Diese Seite versucht das. Sie ist nicht kurz — die Frage verdient keine Kurzfassung. Sie ist aber in klarer Sprache geschrieben und setzt keinen kirchlichen Hintergrund voraus.

Ein paar Begriffe vorab

Für Leser ohne kirchlichen Hintergrund:

  • Jesus von Nazaret war ein jüdischer Wanderlehrer im ersten Jahrhundert in der römisch besetzten Provinz Judäa. Das Christentum behauptet zusätzlich, dass er Gott in menschlicher Gestalt war. Er wurde um das Jahr 30 n. Chr. von der römischen Regierung durch eine Hinrichtungsart namens Kreuzigung getötet.
  • Das Kreuz ist die christliche Kurzformel für diese Hinrichtung — die öffentliche römische Tötung Jesu um das Jahr 30 n. Chr.
  • Die Auferstehung ist die christliche Behauptung, dass Jesus nach seiner Hinrichtung drei Tage später von mehreren namentlich genannten Zeugen lebend gesehen wurde.
  • Christus ist ein Titel, kein Nachname. Es ist die griechische Übersetzung des hebräischen Maschiach (Messias) — der Gesalbte, die in der jüdischen Tradition lange vorhergesagte Figur.
  • Die Evangelien sind vier kurze Lebensbeschreibungen Jesu — Matthäus, Markus, Lukas und Johannes — geschrieben von seinen Anhängern in den Jahrzehnten nach seinem Tod.
  • Paulus war einer der frühesten christlichen Schreiber. Bevor er Christ wurde, hatte er beruflich Christen verfolgen lassen. Etwa ein Drittel des Neuen Testaments besteht aus seinen Briefen.
  • Apostel ist der Titel, den die frühen Christen den engsten Mitarbeitern Jesu gaben — die kleine Gruppe, die er persönlich beauftragt hat.

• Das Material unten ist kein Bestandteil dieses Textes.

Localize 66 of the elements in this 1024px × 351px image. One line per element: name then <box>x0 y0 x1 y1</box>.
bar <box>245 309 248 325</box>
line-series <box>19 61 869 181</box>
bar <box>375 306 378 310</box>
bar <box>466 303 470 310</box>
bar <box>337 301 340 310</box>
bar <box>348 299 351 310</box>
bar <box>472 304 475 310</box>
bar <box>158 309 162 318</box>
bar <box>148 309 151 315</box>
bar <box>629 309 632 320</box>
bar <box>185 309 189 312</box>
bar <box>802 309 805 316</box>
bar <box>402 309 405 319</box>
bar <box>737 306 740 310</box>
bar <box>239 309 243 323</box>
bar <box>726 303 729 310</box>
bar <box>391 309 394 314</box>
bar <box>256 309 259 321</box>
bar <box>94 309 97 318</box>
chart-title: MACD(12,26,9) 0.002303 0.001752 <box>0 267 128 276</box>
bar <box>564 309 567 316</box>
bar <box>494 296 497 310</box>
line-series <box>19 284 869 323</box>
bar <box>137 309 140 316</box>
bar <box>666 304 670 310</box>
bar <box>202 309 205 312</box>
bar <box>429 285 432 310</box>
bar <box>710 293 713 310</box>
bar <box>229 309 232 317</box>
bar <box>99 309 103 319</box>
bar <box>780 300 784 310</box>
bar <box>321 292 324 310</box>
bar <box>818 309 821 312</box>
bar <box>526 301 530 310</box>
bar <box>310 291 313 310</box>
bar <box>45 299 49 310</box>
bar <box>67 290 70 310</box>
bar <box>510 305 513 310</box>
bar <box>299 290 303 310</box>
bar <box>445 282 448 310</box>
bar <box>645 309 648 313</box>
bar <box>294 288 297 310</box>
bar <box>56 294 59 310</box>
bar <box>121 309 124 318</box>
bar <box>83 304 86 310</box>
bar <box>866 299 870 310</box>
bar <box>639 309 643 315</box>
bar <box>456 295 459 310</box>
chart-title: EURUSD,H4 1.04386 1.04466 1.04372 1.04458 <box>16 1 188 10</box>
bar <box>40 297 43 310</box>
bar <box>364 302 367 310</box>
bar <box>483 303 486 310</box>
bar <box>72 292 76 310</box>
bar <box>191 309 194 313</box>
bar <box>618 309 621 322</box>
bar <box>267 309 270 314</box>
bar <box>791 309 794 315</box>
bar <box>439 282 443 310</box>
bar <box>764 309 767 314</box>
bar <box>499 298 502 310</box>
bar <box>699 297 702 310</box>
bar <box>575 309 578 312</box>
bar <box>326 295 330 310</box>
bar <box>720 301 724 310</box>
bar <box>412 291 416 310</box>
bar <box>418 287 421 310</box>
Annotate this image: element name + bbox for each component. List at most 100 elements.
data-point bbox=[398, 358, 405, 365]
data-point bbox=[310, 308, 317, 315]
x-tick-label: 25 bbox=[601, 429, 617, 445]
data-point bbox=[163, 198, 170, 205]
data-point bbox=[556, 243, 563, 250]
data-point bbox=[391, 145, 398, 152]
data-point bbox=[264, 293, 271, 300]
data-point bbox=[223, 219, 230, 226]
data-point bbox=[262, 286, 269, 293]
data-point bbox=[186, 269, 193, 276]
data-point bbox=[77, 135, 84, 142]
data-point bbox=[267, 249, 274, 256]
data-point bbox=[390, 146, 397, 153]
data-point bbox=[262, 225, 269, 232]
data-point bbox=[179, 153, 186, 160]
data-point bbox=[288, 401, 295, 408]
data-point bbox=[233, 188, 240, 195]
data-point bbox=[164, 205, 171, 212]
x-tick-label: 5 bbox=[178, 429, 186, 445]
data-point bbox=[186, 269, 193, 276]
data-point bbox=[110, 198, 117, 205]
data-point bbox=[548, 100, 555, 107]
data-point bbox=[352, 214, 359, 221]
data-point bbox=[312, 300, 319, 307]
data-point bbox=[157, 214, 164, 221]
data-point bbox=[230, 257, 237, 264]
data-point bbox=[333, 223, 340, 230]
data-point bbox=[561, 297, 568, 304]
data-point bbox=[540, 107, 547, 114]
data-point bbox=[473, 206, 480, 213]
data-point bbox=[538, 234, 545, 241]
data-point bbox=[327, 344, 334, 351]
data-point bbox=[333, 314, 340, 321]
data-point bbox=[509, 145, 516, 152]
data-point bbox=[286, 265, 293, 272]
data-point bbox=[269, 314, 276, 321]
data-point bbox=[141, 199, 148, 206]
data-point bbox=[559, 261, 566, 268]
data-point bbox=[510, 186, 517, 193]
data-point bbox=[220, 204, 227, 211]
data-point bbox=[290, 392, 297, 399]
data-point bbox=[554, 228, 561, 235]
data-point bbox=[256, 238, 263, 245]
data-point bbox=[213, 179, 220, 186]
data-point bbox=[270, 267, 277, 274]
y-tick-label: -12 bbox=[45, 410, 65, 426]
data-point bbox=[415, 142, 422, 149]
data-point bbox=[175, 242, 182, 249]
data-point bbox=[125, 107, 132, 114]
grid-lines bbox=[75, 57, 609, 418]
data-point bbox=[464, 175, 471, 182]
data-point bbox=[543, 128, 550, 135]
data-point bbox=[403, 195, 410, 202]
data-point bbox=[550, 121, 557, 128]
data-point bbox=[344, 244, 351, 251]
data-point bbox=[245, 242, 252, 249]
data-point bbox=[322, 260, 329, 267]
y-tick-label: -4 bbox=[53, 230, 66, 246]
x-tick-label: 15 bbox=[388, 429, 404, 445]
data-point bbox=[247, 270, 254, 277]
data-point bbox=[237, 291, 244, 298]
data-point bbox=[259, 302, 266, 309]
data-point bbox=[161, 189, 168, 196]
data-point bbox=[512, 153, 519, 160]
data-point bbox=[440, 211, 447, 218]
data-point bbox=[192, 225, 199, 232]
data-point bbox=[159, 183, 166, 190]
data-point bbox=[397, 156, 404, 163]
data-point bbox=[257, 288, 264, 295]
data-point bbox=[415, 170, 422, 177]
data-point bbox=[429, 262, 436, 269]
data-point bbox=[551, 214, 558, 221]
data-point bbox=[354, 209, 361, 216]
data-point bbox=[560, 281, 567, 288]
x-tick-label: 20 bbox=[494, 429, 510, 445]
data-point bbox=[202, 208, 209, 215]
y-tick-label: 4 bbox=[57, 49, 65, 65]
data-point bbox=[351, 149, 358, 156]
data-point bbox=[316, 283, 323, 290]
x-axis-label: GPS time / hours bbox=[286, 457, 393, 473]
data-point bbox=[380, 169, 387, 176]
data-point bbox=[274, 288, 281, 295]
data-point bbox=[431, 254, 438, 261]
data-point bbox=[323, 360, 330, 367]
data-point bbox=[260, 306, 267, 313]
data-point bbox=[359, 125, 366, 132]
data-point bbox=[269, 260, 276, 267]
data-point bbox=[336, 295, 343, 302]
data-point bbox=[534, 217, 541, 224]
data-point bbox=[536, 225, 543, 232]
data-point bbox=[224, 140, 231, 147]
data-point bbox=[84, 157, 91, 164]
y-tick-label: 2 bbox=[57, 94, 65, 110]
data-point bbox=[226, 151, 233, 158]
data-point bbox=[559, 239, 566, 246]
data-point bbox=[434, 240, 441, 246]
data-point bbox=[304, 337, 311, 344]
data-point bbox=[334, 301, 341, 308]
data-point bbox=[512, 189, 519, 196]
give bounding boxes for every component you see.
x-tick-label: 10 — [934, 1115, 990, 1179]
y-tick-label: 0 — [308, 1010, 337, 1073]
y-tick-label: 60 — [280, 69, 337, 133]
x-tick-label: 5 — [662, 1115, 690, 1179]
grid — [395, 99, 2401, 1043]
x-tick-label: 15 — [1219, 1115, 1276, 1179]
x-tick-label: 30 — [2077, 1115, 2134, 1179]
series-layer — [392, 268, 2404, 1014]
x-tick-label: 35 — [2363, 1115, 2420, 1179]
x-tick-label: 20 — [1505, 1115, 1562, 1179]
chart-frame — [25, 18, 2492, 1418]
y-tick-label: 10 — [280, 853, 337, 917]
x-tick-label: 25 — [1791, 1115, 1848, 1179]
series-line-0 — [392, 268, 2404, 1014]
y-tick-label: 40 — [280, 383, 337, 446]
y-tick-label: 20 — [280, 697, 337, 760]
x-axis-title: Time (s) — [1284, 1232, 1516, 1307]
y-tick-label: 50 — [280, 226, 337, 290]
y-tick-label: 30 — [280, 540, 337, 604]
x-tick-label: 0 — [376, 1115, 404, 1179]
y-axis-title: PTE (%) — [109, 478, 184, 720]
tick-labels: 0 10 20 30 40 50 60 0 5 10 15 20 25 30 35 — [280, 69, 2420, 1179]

Eine kurze, ehrliche Antwort

Das Christentum steht oder fällt mit dieser einen Behauptung. Paulus selbst hat es geradeheraus formuliert: "Ist aber Christus nicht auferstanden, so ist unsre Predigt vergeblich, so ist auch euer Glaube vergeblich." Das heißt: Das Christentum bietet keinen Rückzug auf "die Lehre war trotzdem hilfreich." Wenn es nicht passiert ist, geh. Wenn es passiert ist, ändert es alles.

Die Frage ist also nicht akademisch. Sie ist die Frage.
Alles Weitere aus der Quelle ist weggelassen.